El escritor siempre prefirió escribir la noticia desde el interior, diluyéndose en el escenario y comiendo del mismo plato que sus protagonistas para sacarle todo el jugo. Desde el ángulo más cercano, se saborea mejor el momento. Y así procedió Hunter con todo su trabajo. Tratando de ser lo más sincero posible y no cesando nunca en su empeño de sacar lo mejor de sí mismo. Cuando se proclamó creador del “periodismo gonzo”, el autor trató de mostrar la eliminación en el artículo de la división entre sujeto y objeto, ficción y no-ficción, y objetividad y subjetividad, mostrándose así más libre y dando mayor juego a las frases.

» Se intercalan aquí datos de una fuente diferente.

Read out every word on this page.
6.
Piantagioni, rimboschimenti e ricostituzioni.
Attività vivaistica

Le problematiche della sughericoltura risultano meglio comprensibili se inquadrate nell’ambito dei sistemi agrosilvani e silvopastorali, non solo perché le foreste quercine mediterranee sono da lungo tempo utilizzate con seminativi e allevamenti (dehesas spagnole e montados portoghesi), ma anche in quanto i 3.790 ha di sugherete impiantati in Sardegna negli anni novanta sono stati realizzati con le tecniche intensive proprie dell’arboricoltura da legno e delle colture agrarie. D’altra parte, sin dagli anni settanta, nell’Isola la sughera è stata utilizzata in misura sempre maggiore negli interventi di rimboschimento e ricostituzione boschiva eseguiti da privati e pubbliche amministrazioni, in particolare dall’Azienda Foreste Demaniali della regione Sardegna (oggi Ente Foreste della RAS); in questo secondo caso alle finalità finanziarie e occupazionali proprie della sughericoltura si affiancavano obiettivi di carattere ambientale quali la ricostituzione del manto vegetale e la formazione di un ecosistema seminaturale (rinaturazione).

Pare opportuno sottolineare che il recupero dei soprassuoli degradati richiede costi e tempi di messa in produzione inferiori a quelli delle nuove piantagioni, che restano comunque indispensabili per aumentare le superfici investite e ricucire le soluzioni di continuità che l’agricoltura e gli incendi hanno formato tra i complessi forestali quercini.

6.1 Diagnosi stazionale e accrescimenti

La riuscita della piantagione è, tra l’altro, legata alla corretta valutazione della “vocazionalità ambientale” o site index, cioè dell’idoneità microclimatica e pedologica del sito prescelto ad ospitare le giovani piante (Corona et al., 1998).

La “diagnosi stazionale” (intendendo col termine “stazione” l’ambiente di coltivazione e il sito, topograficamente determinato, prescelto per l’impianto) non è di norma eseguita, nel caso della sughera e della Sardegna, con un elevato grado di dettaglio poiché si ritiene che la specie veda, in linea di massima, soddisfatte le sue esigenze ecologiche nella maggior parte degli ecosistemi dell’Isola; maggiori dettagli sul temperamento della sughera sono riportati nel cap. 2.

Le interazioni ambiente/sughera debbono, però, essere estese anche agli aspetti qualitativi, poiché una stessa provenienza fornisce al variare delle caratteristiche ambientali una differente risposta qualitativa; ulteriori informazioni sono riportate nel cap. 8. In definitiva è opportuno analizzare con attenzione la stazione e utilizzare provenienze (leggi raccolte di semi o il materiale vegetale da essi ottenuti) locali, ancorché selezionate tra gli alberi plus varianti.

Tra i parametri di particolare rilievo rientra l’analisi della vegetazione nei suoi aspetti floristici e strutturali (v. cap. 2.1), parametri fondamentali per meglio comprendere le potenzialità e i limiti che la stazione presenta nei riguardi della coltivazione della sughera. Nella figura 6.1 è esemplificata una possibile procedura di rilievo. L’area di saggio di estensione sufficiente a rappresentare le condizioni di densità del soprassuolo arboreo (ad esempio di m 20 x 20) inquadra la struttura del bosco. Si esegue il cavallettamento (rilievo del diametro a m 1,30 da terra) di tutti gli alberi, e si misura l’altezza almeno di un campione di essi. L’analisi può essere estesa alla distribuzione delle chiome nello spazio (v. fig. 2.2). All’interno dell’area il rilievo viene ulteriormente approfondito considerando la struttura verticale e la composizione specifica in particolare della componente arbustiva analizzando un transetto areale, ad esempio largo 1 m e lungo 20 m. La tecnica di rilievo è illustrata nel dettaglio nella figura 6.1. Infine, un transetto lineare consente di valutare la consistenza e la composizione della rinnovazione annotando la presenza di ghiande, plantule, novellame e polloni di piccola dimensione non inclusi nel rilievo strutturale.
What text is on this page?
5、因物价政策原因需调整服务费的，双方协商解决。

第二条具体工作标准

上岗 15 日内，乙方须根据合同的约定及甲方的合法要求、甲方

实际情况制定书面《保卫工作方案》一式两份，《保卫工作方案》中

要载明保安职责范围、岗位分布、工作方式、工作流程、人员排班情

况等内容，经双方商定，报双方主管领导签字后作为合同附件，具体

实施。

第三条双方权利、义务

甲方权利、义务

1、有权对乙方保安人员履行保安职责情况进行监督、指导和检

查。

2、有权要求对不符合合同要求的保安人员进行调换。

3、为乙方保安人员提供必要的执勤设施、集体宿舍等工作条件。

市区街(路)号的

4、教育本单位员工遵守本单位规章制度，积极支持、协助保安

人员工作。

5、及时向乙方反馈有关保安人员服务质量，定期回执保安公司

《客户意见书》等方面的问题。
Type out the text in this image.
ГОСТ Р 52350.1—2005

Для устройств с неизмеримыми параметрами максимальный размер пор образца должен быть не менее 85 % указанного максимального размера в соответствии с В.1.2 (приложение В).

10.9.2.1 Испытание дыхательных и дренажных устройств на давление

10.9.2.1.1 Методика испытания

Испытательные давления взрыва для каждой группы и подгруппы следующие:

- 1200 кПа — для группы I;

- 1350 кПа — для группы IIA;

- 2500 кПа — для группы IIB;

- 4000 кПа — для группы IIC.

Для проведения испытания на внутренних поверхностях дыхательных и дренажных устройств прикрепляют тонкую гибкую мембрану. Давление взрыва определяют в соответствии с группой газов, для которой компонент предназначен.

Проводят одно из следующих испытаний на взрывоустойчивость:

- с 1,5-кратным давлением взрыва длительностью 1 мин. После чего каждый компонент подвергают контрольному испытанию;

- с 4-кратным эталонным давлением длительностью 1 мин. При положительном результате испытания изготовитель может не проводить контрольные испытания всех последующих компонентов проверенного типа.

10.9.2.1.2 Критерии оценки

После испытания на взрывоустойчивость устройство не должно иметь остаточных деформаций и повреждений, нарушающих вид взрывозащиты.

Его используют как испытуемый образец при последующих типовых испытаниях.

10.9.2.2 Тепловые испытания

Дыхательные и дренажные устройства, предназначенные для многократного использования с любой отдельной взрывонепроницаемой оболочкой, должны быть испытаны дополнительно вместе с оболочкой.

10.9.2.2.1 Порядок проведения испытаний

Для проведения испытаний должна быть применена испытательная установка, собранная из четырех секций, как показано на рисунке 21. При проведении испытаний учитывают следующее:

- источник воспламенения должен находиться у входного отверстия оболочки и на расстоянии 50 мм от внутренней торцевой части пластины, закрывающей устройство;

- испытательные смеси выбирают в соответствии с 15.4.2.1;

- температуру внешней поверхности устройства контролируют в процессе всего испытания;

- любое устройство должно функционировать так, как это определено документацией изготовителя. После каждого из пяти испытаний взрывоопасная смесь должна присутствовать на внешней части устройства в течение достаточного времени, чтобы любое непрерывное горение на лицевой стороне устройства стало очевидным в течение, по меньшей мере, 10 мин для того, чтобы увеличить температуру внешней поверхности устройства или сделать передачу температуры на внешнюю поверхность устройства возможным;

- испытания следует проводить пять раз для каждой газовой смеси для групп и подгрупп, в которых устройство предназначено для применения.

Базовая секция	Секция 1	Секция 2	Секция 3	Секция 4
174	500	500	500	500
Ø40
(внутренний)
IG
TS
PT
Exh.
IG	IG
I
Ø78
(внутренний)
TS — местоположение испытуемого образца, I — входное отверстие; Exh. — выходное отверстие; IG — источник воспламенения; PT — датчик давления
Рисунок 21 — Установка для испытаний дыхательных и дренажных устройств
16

Ni cuando debía tres meses de alquiler y los Ángeles del Infierno llamaban continuamente a su casa, cesó en su intento de convertirse en todo un icono del periodismo. Mezcló un montón de sustancias nefandas que sirvieron de canal para que sus palabras pudieran navegar por el inagotable maremoto de la información. Viajó allí donde estaba la noticia, subiéndose en barcazas ilegales que transportaban licor y cerveza por la región de Aruba, escribiendo cartas con un ansia casi enfermiza a editores, periódicos y personalidades para mostrar su agradecimiento o su más completo desagrado hacia lo que él consideraba digno de mención: el asesinato de Kennedy, el extraño fenómeno de Ken Kesey y el LSD, los Ángeles del Infierno y su peculiar forma de entender al mundo (o de desentenderlo) y sobretodo el modo de redactar de los periodistas de su época.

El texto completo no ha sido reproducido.